Season 1 of Beastars was released on March 13, 2020, on Netflix outside of Japan. Its second season was released on the streaming service on July 15, 2021.

===Stage play===
On December 4, 2019, the first 2020 magazine issue of Weekly Shōnen Champion announced that a stage play based on the manga was in development. It was originally scheduled for an April 2020 debut running through May in Tokyo and Osaka. In late March 2020, it was announced that the play has been cancelled due to the COVID-19 pandemic. A stage reading musical adaptation was held in September 2024.

==Reception==
===Manga===
By October 2021, Beastars had over 7.5 million copies in circulation.

In December 2017, the series placed second in the list of top male-targeted manga for 2018 in the Kono Manga ga Sugoi! guidebook, placing after The Promised Neverland. The series won the 11th annual Manga Taishō in March 2018, the first time a series from Akita Shoten took the award. In April 2018, it won the New Creator Prize at the 22nd Tezuka Osamu Cultural Prizes. In May 2018, it won the 42nd annual Kodansha Manga Awards in the shōnen category. It also won a New Face Award at the 21st Japan Media Arts Festival Awards in March 2018. The series won the "Shōnen Tournament 2019" by the editorial staff of the French website Manga-News. It was nominated for the Best U.S. Edition of International Material—Asia at the 2020 Eisner Award. Beastars won the Best Graphic Story and Best Dramatic Series in the Ursa Major Award. The Ursa Major awards are given in the field of furry fandom works and are the main awards in the field of anthropomorphism. The manga was chosen as one of the Best Manga at the Comic-Con International Best & Worst Manga of 2019. It was one of the Jury Recommended Works for the French 13th ACBD's Prix Asie de la Critique 2019. Beastars was nominated for the 53rd Seiun Award in the Best Comic category in 2022.

===Anime===
On Rotten Tomatoes, the show holds an approval rating of 94%, based on 18 reviews, with an average rating of 8.1/10. The website's critical consensus reads: "Well-made and beautifully animated, Beastars is a solid new anime for anyone looking to get a little wild."

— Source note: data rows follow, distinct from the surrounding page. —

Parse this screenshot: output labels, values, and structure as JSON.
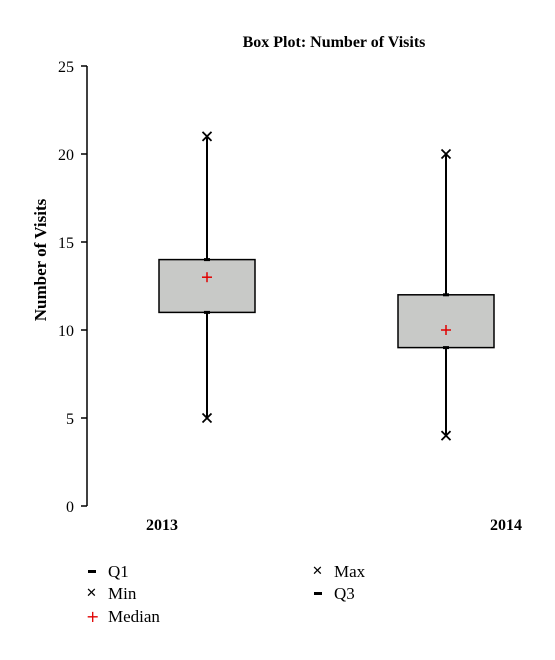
{
  "chart_data": {
    "type": "box",
    "title": "Box Plot: Number of Visits",
    "xlabel": "",
    "ylabel": "Number of Visits",
    "ylim": [
      0,
      25
    ],
    "yticks": [
      0,
      5,
      10,
      15,
      20,
      25
    ],
    "grid": false,
    "categories": [
      "2013",
      "2014"
    ],
    "boxes": [
      {
        "category": "2013",
        "min": 5,
        "q1": 11,
        "median": 13,
        "q3": 14,
        "max": 21
      },
      {
        "category": "2014",
        "min": 4,
        "q1": 9,
        "median": 10,
        "q3": 12,
        "max": 20
      }
    ],
    "colors": {
      "box_fill": "#c8c9c7",
      "median": "#e00000",
      "line": "#000000"
    },
    "legend_position": "bottom",
    "legend": [
      {
        "label": "Q1",
        "symbol": "dash"
      },
      {
        "label": "Min",
        "symbol": "x"
      },
      {
        "label": "Median",
        "symbol": "plus-red"
      },
      {
        "label": "Max",
        "symbol": "x"
      },
      {
        "label": "Q3",
        "symbol": "dash"
      }
    ]
  }
}
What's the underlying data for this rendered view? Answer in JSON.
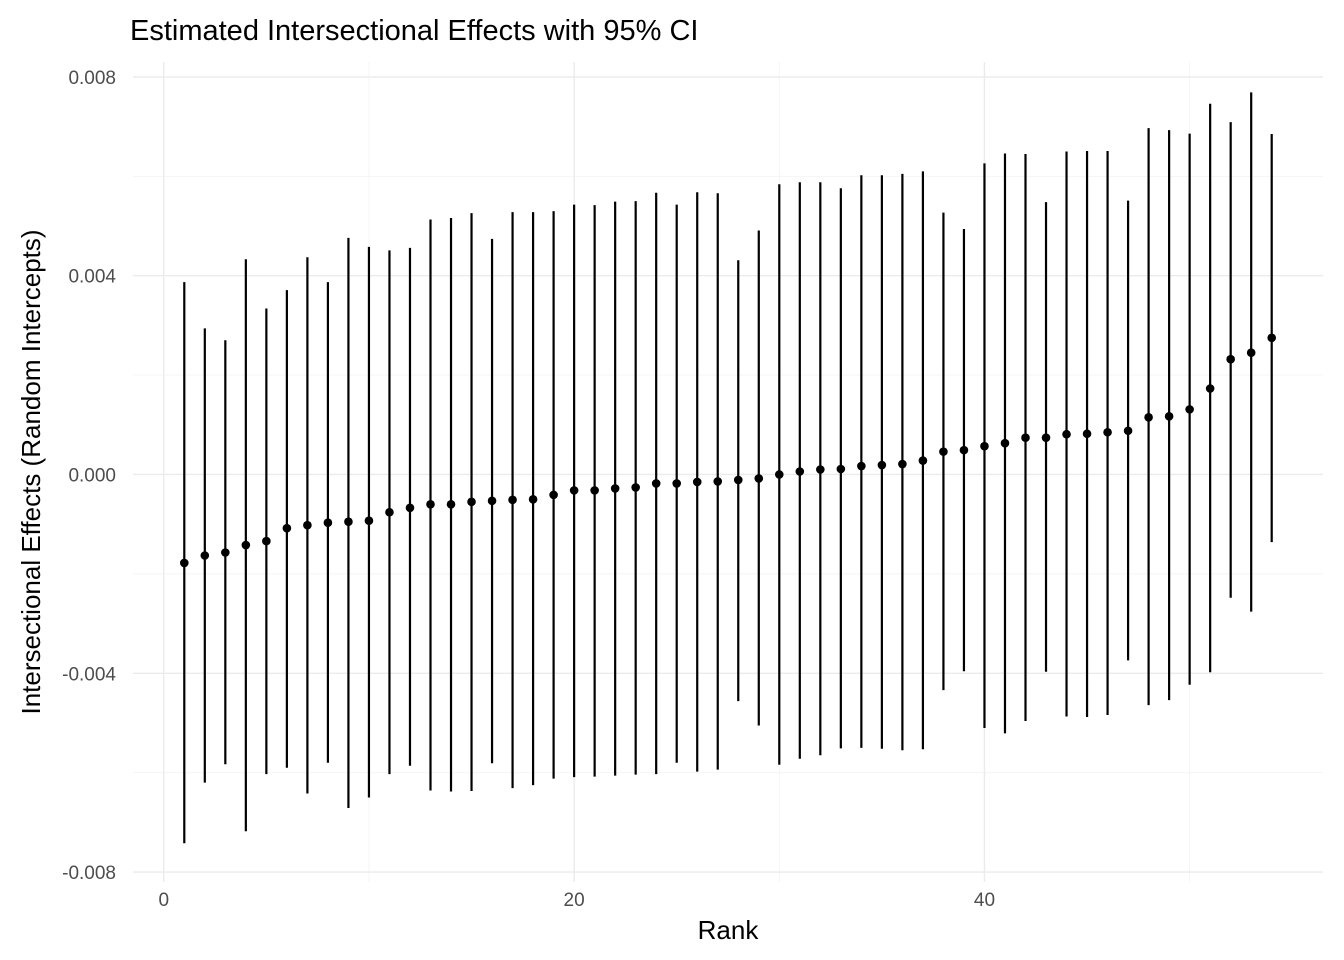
{
  "chart_data": {
    "type": "errorbar",
    "title": "Estimated Intersectional Effects with 95% CI",
    "xlabel": "Rank",
    "ylabel": "Intersectional Effects (Random Intercepts)",
    "xlim": [
      -1.5,
      56.5
    ],
    "ylim": [
      -0.0082,
      0.0083
    ],
    "x_ticks": [
      0,
      20,
      40
    ],
    "x_tick_labels": [
      "0",
      "20",
      "40"
    ],
    "x_minor_ticks": [
      10,
      30,
      50
    ],
    "y_ticks": [
      -0.008,
      -0.004,
      0.0,
      0.004,
      0.008
    ],
    "y_tick_labels": [
      "-0.008",
      "-0.004",
      "0.000",
      "0.004",
      "0.008"
    ],
    "y_minor_ticks": [
      -0.006,
      -0.002,
      0.002,
      0.006
    ],
    "grid": true,
    "legend": "none",
    "point_color": "#000000",
    "series": [
      {
        "x": [
          1,
          2,
          3,
          4,
          5,
          6,
          7,
          8,
          9,
          10,
          11,
          12,
          13,
          14,
          15,
          16,
          17,
          18,
          19,
          20,
          21,
          22,
          23,
          24,
          25,
          26,
          27,
          28,
          29,
          30,
          31,
          32,
          33,
          34,
          35,
          36,
          37,
          38,
          39,
          40,
          41,
          42,
          43,
          44,
          45,
          46,
          47,
          48,
          49,
          50,
          51,
          52,
          53,
          54
        ],
        "y": [
          -0.00178,
          -0.00163,
          -0.00157,
          -0.00142,
          -0.00134,
          -0.00108,
          -0.00102,
          -0.00097,
          -0.00095,
          -0.00093,
          -0.00076,
          -0.00067,
          -0.0006,
          -0.0006,
          -0.00055,
          -0.00053,
          -0.00051,
          -0.0005,
          -0.00041,
          -0.00032,
          -0.00032,
          -0.00028,
          -0.00026,
          -0.00018,
          -0.00018,
          -0.00015,
          -0.00014,
          -0.00011,
          -8e-05,
          0.0,
          6e-05,
          0.0001,
          0.00011,
          0.00017,
          0.00019,
          0.00021,
          0.00028,
          0.00046,
          0.00049,
          0.00057,
          0.00063,
          0.00074,
          0.00074,
          0.00081,
          0.00082,
          0.00085,
          0.00088,
          0.00115,
          0.00117,
          0.00131,
          0.00173,
          0.00232,
          0.00245,
          0.00275
        ],
        "lower": [
          -0.00742,
          -0.0062,
          -0.00583,
          -0.00718,
          -0.00603,
          -0.0059,
          -0.00642,
          -0.0058,
          -0.00671,
          -0.0065,
          -0.00603,
          -0.00586,
          -0.00636,
          -0.00638,
          -0.00637,
          -0.00581,
          -0.00631,
          -0.00625,
          -0.00612,
          -0.00609,
          -0.00608,
          -0.00606,
          -0.00604,
          -0.00603,
          -0.0058,
          -0.00598,
          -0.00594,
          -0.00456,
          -0.00505,
          -0.00584,
          -0.00572,
          -0.00565,
          -0.00551,
          -0.0055,
          -0.00552,
          -0.00555,
          -0.00553,
          -0.00434,
          -0.00396,
          -0.0051,
          -0.00521,
          -0.00496,
          -0.00397,
          -0.00487,
          -0.00488,
          -0.00484,
          -0.00374,
          -0.00464,
          -0.00454,
          -0.00423,
          -0.00398,
          -0.00248,
          -0.00276,
          -0.00136
        ],
        "upper": [
          0.00387,
          0.00294,
          0.0027,
          0.00433,
          0.00334,
          0.00371,
          0.00437,
          0.00387,
          0.00476,
          0.00458,
          0.00451,
          0.00456,
          0.00513,
          0.00516,
          0.00526,
          0.00474,
          0.00528,
          0.00528,
          0.0053,
          0.00543,
          0.00542,
          0.00549,
          0.0055,
          0.00567,
          0.00543,
          0.00568,
          0.00566,
          0.00431,
          0.00491,
          0.00584,
          0.00588,
          0.00588,
          0.00576,
          0.00602,
          0.00602,
          0.00605,
          0.0061,
          0.00527,
          0.00494,
          0.00626,
          0.00646,
          0.00645,
          0.00548,
          0.0065,
          0.00651,
          0.00651,
          0.00551,
          0.00697,
          0.00693,
          0.00686,
          0.00746,
          0.00709,
          0.00769,
          0.00685
        ]
      }
    ]
  }
}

In 2020, the series was part of the Jury Selections at the 23rd Japan Media Arts Festival in the Animation category. Beastars won a CGWORLD Award in the Computer Animation category. It won the 26th Spanish Manga Barcelona award for the Best Anime category in 2020. The opening theme "Wild Side" by ALI was awarded "Best Opening Sequence" and the anime was nominated in 8 other categories including "Anime of the Year" at the 5th Crunchyroll Anime Awards, while the second season was nominated in three categories at the 6th Crunchyroll Anime Awards in 2022.